1. Preparación y preparación del pegamento
Segundo, muestra
1. Ejecuta según la cantidad que desees. Por ejemplo: 10 µl de muestra, 4 y 6 µl de etiqueta, agregar con cuidado al pocillo de muestra con una micropipeta.
Utilice una micropipeta para añadirla con cuidado al tanque de muestra y reemplace la punta después de cada adición de muestra para evitar la contaminación mutua. Tenga cuidado al cargar muestras para evitar dañar el gel o perforarlo en el fondo de la cámara de muestras.
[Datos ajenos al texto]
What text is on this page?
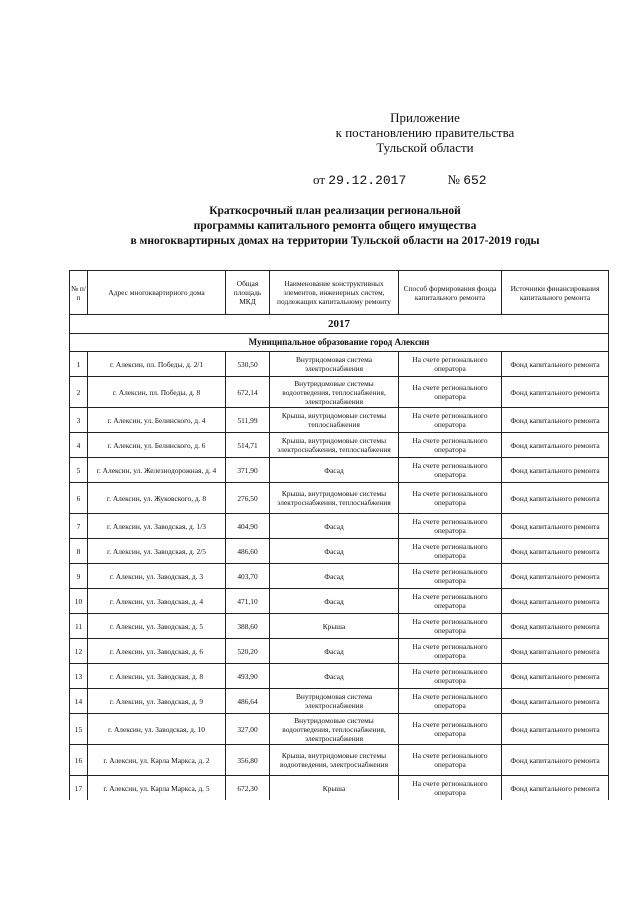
Приложение
к постановлению правительства
Тульской области
от 29.12.2017	№ 652
Краткосрочный план реализации региональной
программы капитального ремонта общего имущества
в многоквартирных домах на территории Тульской области на 2017-2019 годы
№ п/п	Адрес многоквартирного дома	Общая площадь МКД	Наименование конструктивных элементов, инженерных систем, подлежащих капитальному ремонту	Способ формирования фонда капитального ремонта	Источники финансирования капитального ремонта
2017					
Муниципальное образование город Алексин					
1	г. Алексин, пл. Победы, д. 2/1	530,50	Внутридомовая система электроснабжения	На счете регионального оператора	Фонд капитального ремонта
2	г. Алексин, пл. Победы, д. 8	672,14	Внутридомовые системы водоотведения, теплоснабжения, электроснабжения	На счете регионального оператора	Фонд капитального ремонта
3	г. Алексин, ул. Белинского, д. 4	511,99	Крыша, внутридомовые системы теплоснабжения	На счете регионального оператора	Фонд капитального ремонта
4	г. Алексин, ул. Белинского, д. 6	514,71	Крыша, внутридомовые системы электроснабжения, теплоснабжения	На счете регионального оператора	Фонд капитального ремонта
5	г. Алексин, ул. Железнодорожная, д. 4	371,90	Фасад	На счете регионального оператора	Фонд капитального ремонта
6	г. Алексин, ул. Жуковского, д. 8	276,50	Крыша, внутридомовые системы электроснабжения, теплоснабжения	На счете регионального оператора	Фонд капитального ремонта
7	г. Алексин, ул. Заводская, д. 1/3	404,90	Фасад	На счете регионального оператора	Фонд капитального ремонта
8	г. Алексин, ул. Заводская, д. 2/5	486,60	Фасад	На счете регионального оператора	Фонд капитального ремонта
9	г. Алексин, ул. Заводская, д. 3	403,70	Фасад	На счете регионального оператора	Фонд капитального ремонта
10	г. Алексин, ул. Заводская, д. 4	471,10	Фасад	На счете регионального оператора	Фонд капитального ремонта
11	г. Алексин, ул. Заводская, д. 5	388,60	Крыша	На счете регионального оператора	Фонд капитального ремонта
12	г. Алексин, ул. Заводская, д. 6	520,20	Фасад	На счете регионального оператора	Фонд капитального ремонта
13	г. Алексин, ул. Заводская, д. 8	493,90	Фасад	На счете регионального оператора	Фонд капитального ремонта
14	г. Алексин, ул. Заводская, д. 9	486,64	Внутридомовая система электроснабжения	На счете регионального оператора	Фонд капитального ремонта
15	г. Алексин, ул. Заводская, д. 10	327,00	Внутридомовые системы водоотведения, теплоснабжения, электроснабжения	На счете регионального оператора	Фонд капитального ремонта
16	г. Алексин, ул. Карла Маркса, д. 2	356,80	Крыша, внутридомовые системы водоотведения, электроснабжения	На счете регионального оператора	Фонд капитального ремонта
17	г. Алексин, ул. Карла Маркса, д. 5	672,30	Крыша	На счете регионального оператора	Фонд капитального ремонта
En tercer lugar, electroforesis
1. Después de agregar la muestra, cierre la tapa del tanque de electroforesis y encienda la alimentación inmediatamente. La tensión de control se mantiene a 110 V y la corriente supera los 40 mA. Ejecución de presión lateral
2. Detenga la electroforesis cuando la banda se mueva a unos 2 cm del frente del gel (aproximadamente 40 minutos).
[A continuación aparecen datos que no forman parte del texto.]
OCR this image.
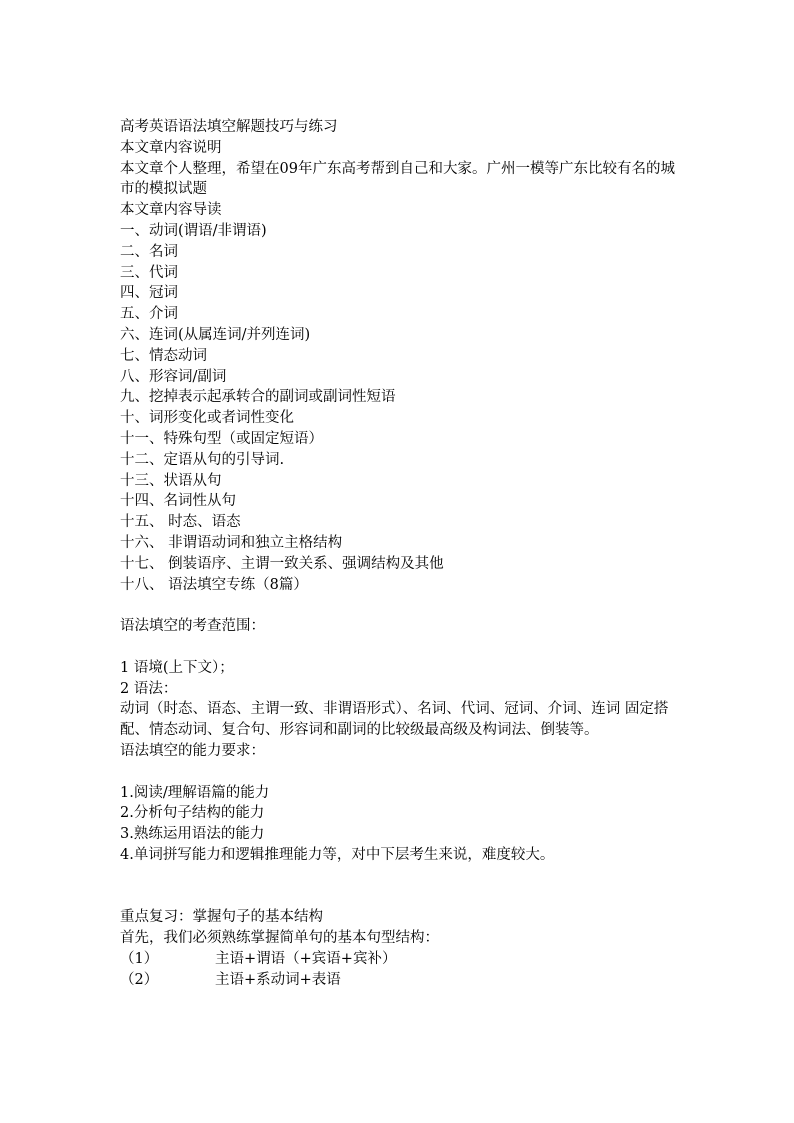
高考英语语法填空解题技巧与练习
本文章内容说明
本文章个人整理，希望在09年广东高考帮到自己和大家。广州一模等广东比较有名的城市的模拟试题
本文章内容导读
一、动词(谓语/非谓语)
二、名词
三、代词
四、冠词
五、介词
六、连词(从属连词/并列连词)
七、情态动词
八、形容词/副词
九、挖掉表示起承转合的副词或副词性短语
十、词形变化或者词性变化
十一、特殊句型（或固定短语）
十二、定语从句的引导词.
十三、状语从句
十四、名词性从句
十五、 时态、语态
十六、 非谓语动词和独立主格结构
十七、 倒装语序、主谓一致关系、强调结构及其他
十八、 语法填空专练（8篇）
语法填空的考查范围：
1 语境(上下文）；
2 语法：
动词（时态、语态、主谓一致、非谓语形式）、名词、代词、冠词、介词、连词 固定搭配、情态动词、复合句、形容词和副词的比较级最高级及构词法、倒装等。
语法填空的能力要求：
1.阅读/理解语篇的能力
2.分析句子结构的能力
3.熟练运用语法的能力
4.单词拼写能力和逻辑推理能力等，对中下层考生来说，难度较大。
重点复习：掌握句子的基本结构
首先，我们必须熟练掌握简单句的基本句型结构：
（1）	主语+谓语（+宾语+宾补）
（2）	主语+系动词+表语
3. Encienda el ordenador y el equipo de observación, tome fotografías y observe bajo luz ultravioleta.
Nota: Los productos de PCR se pueden almacenar en un refrigerador a 4 °C después de su funcionamiento.
Observaciones:
1. Grosor del gel y tamaño de los poros.
En general, los geles más espesos generan más calor durante el funcionamiento, lo que puede provocar que la banda se extienda. Puede producirse una visualización deficiente debido al alto fondo de la tinción en gel o al tiempo necesario para la tinción y/o decoloración del gel (p. ej., tinción post-electroforesis). Para el gel de agarosa, el mejor espesor es de 3 a 4 mm; no se recomiendan geles de más de 5 mm. El espesor del gel de poliacrilamida lo determina el espaciador proporcionado por el fabricante para la infusión del gel. Los más comunes son 0,75 mm, 1,0 mm, 1,5 mm.
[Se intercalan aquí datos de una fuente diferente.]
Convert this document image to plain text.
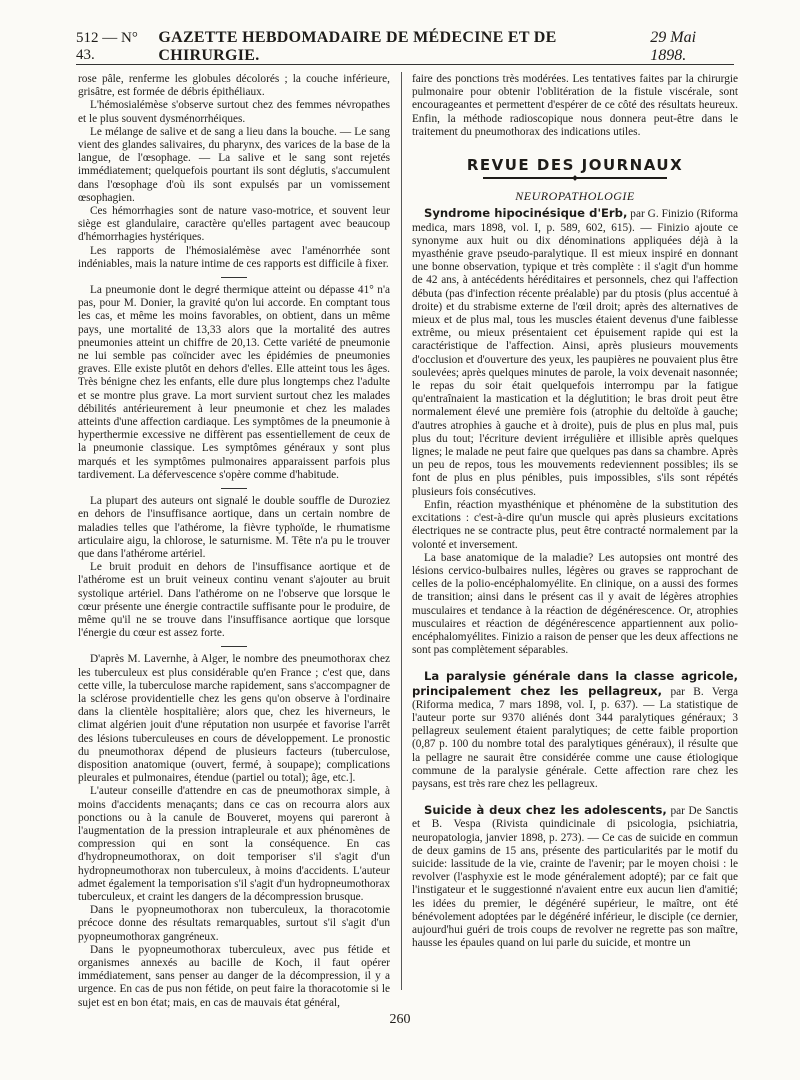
512 — N° 43.
GAZETTE HEBDOMADAIRE DE MÉDECINE ET DE CHIRURGIE.
29 Mai 1898.

rose pâle, renferme les globules décolorés ; la couche inférieure, grisâtre, est formée de débris épithéliaux.

L'hémosialémèse s'observe surtout chez des femmes névropathes et le plus souvent dysménorrhéiques.

Le mélange de salive et de sang a lieu dans la bouche. — Le sang vient des glandes salivaires, du pharynx, des varices de la base de la langue, de l'œsophage. — La salive et le sang sont rejetés immédiatement; quelquefois pourtant ils sont déglutis, s'accumulent dans l'œsophage d'où ils sont expulsés par un vomissement œsophagien.

Ces hémorrhagies sont de nature vaso-motrice, et souvent leur siège est glandulaire, caractère qu'elles partagent avec beaucoup d'hémorrhagies hystériques.

Les rapports de l'hémosialémèse avec l'aménorrhée sont indéniables, mais la nature intime de ces rapports est difficile à fixer.

La pneumonie dont le degré thermique atteint ou dépasse 41° n'a pas, pour M. Donier, la gravité qu'on lui accorde. En comptant tous les cas, et même les moins favorables, on obtient, dans un même pays, une mortalité de 13,33 alors que la mortalité des autres pneumonies atteint un chiffre de 20,13. Cette variété de pneumonie ne lui semble pas coïncider avec les épidémies de pneumonies graves. Elle existe plutôt en dehors d'elles. Elle atteint tous les âges. Très bénigne chez les enfants, elle dure plus longtemps chez l'adulte et se montre plus grave. La mort survient surtout chez les malades débilités antérieurement à leur pneumonie et chez les malades atteints d'une affection cardiaque. Les symptômes de la pneumonie à hyperthermie excessive ne diffèrent pas essentiellement de ceux de la pneumonie classique. Les symptômes généraux y sont plus marqués et les symptômes pulmonaires apparaissent parfois plus tardivement. La défervescence s'opère comme d'habitude.

La plupart des auteurs ont signalé le double souffle de Duroziez en dehors de l'insuffisance aortique, dans un certain nombre de maladies telles que l'athérome, la fièvre typhoïde, le rhumatisme articulaire aigu, la chlorose, le saturnisme. M. Tête n'a pu le trouver que dans l'athérome artériel.

Le bruit produit en dehors de l'insuffisance aortique et de l'athérome est un bruit veineux continu venant s'ajouter au bruit systolique artériel. Dans l'athérome on ne l'observe que lorsque le cœur présente une énergie contractile suffisante pour le produire, de même qu'il ne se trouve dans l'insuffisance aortique que lorsque l'énergie du cœur est assez forte.

D'après M. Lavernhe, à Alger, le nombre des pneumothorax chez les tuberculeux est plus considérable qu'en France ; c'est que, dans cette ville, la tuberculose marche rapidement, sans s'accompagner de la sclérose providentielle chez les gens qu'on observe à l'ordinaire dans la clientèle hospitalière; alors que, chez les hiverneurs, le climat algérien jouit d'une réputation non usurpée et favorise l'arrêt des lésions tuberculeuses en cours de développement. Le pronostic du pneumothorax dépend de plusieurs facteurs (tuberculose, disposition anatomique (ouvert, fermé, à soupape); complications pleurales et pulmonaires, étendue (partiel ou total); âge, etc.].

L'auteur conseille d'attendre en cas de pneumothorax simple, à moins d'accidents menaçants; dans ce cas on recourra alors aux ponctions ou à la canule de Bouveret, moyens qui pareront à l'augmentation de la pression intrapleurale et aux phénomènes de compression qui en sont la conséquence. En cas d'hydropneumothorax, on doit temporiser s'il s'agit d'un hydropneumothorax non tuberculeux, à moins d'accidents. L'auteur admet également la temporisation s'il s'agit d'un hydropneumothorax tuberculeux, et craint les dangers de la décompression brusque.

Dans le pyopneumothorax non tuberculeux, la thoracotomie précoce donne des résultats remarquables, surtout s'il s'agit d'un pyopneumothorax gangréneux.

Dans le pyopneumothorax tuberculeux, avec pus fétide et organismes annexés au bacille de Koch, il faut opérer immédiatement, sans penser au danger de la décompression, il y a urgence. En cas de pus non fétide, on peut faire la thoracotomie si le sujet est en bon état; mais, en cas de mauvais état général,

faire des ponctions très modérées. Les tentatives faites par la chirurgie pulmonaire pour obtenir l'oblitération de la fistule viscérale, sont encourageantes et permettent d'espérer de ce côté des résultats heureux. Enfin, la méthode radioscopique nous donnera peut-être dans le traitement du pneumothorax des indications utiles.

REVUE DES JOURNAUX
NEUROPATHOLOGIE

Syndrome hipocinésique d'Erb, par G. Finizio (Riforma medica, mars 1898, vol. I, p. 589, 602, 615). — Finizio ajoute ce synonyme aux huit ou dix dénominations appliquées déjà à la myasthénie grave pseudo-paralytique. Il est mieux inspiré en donnant une bonne observation, typique et très complète : il s'agit d'un homme de 42 ans, à antécédents héréditaires et personnels, chez qui l'affection débuta (pas d'infection récente préalable) par du ptosis (plus accentué à droite) et du strabisme externe de l'œil droit; après des alternatives de mieux et de plus mal, tous les muscles étaient devenus d'une faiblesse extrême, ou mieux présentaient cet épuisement rapide qui est la caractéristique de l'affection. Ainsi, après plusieurs mouvements d'occlusion et d'ouverture des yeux, les paupières ne pouvaient plus être soulevées; après quelques minutes de parole, la voix devenait nasonnée; le repas du soir était quelquefois interrompu par la fatigue qu'entraînaient la mastication et la déglutition; le bras droit peut être normalement élevé une première fois (atrophie du deltoïde à gauche; d'autres atrophies à gauche et à droite), puis de plus en plus mal, puis plus du tout; l'écriture devient irrégulière et illisible après quelques lignes; le malade ne peut faire que quelques pas dans sa chambre. Après un peu de repos, tous les mouvements redeviennent possibles; ils se font de plus en plus pénibles, puis impossibles, s'ils sont répétés plusieurs fois consécutives.

Enfin, réaction myasthénique et phénomène de la substitution des excitations : c'est-à-dire qu'un muscle qui après plusieurs excitations électriques ne se contracte plus, peut être contracté normalement par la volonté et inversement.

La base anatomique de la maladie? Les autopsies ont montré des lésions cervico-bulbaires nulles, légères ou graves se rapprochant de celles de la polio-encéphalomyélite. En clinique, on a aussi des formes de transition; ainsi dans le présent cas il y avait de légères atrophies musculaires et tendance à la réaction de dégénérescence. Or, atrophies musculaires et réaction de dégénérescence appartiennent aux polio-encéphalomyélites. Finizio a raison de penser que les deux affections ne sont pas complètement séparables.

La paralysie générale dans la classe agricole, principalement chez les pellagreux, par B. Verga (Riforma medica, 7 mars 1898, vol. I, p. 637). — La statistique de l'auteur porte sur 9370 aliénés dont 344 paralytiques généraux; 3 pellagreux seulement étaient paralytiques; de cette faible proportion (0,87 p. 100 du nombre total des paralytiques généraux), il résulte que la pellagre ne saurait être considérée comme une cause étiologique commune de la paralysie générale. Cette affection rare chez les paysans, est très rare chez les pellagreux.

Suicide à deux chez les adolescents, par De Sanctis et B. Vespa (Rivista quindicinale di psicologia, psichiatria, neuropatologia, janvier 1898, p. 273). — Ce cas de suicide en commun de deux gamins de 15 ans, présente des particularités par le motif du suicide: lassitude de la vie, crainte de l'avenir; par le moyen choisi : le revolver (l'asphyxie est le mode généralement adopté); par ce fait que l'instigateur et le suggestionné n'avaient entre eux aucun lien d'amitié; les idées du premier, le dégénéré supérieur, le maître, ont été bénévolement adoptées par le dégénéré inférieur, le disciple (ce dernier, aujourd'hui guéri de trois coups de revolver ne regrette pas son maître, hausse les épaules quand on lui parle du suicide, et montre un

260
La apertura determinada por la forma del peine de goma no solo afecta la carga de la muestra, sino que también afecta la resolución de la tira reactiva. Aunque los agujeros más grandes pueden acomodar volúmenes de muestra más grandes, también producirán franjas más gruesas, lo que reducirá la resolución de las franjas y producirá manchas de color. Sin embargo, un pozo estrecho puede acomodar muestras pequeñas, pero puede proporcionar bandas más nítidas para una mejor resolución. Reducir el volumen de inyección de muestras de alta densidad puede proporcionar bandas de mayor intensidad.
2. Tiempo de electroforesis en ejecución
El tiempo de electroforesis es corto y las bandas de ADN de fragmentos de diferentes longitudes aún no se han separado, y solo la banda principal con mayor contenido de ADN puede hacerlo. ser visto. Sin embargo, el tiempo de electroforesis es largo y las bandas de ADN de fragmentos de diferentes longitudes se han separado y las bandas de ADN de fragmentos de diferentes longitudes se pueden ver claramente.
3. La banda de ADN que se acabó estaba borrosa.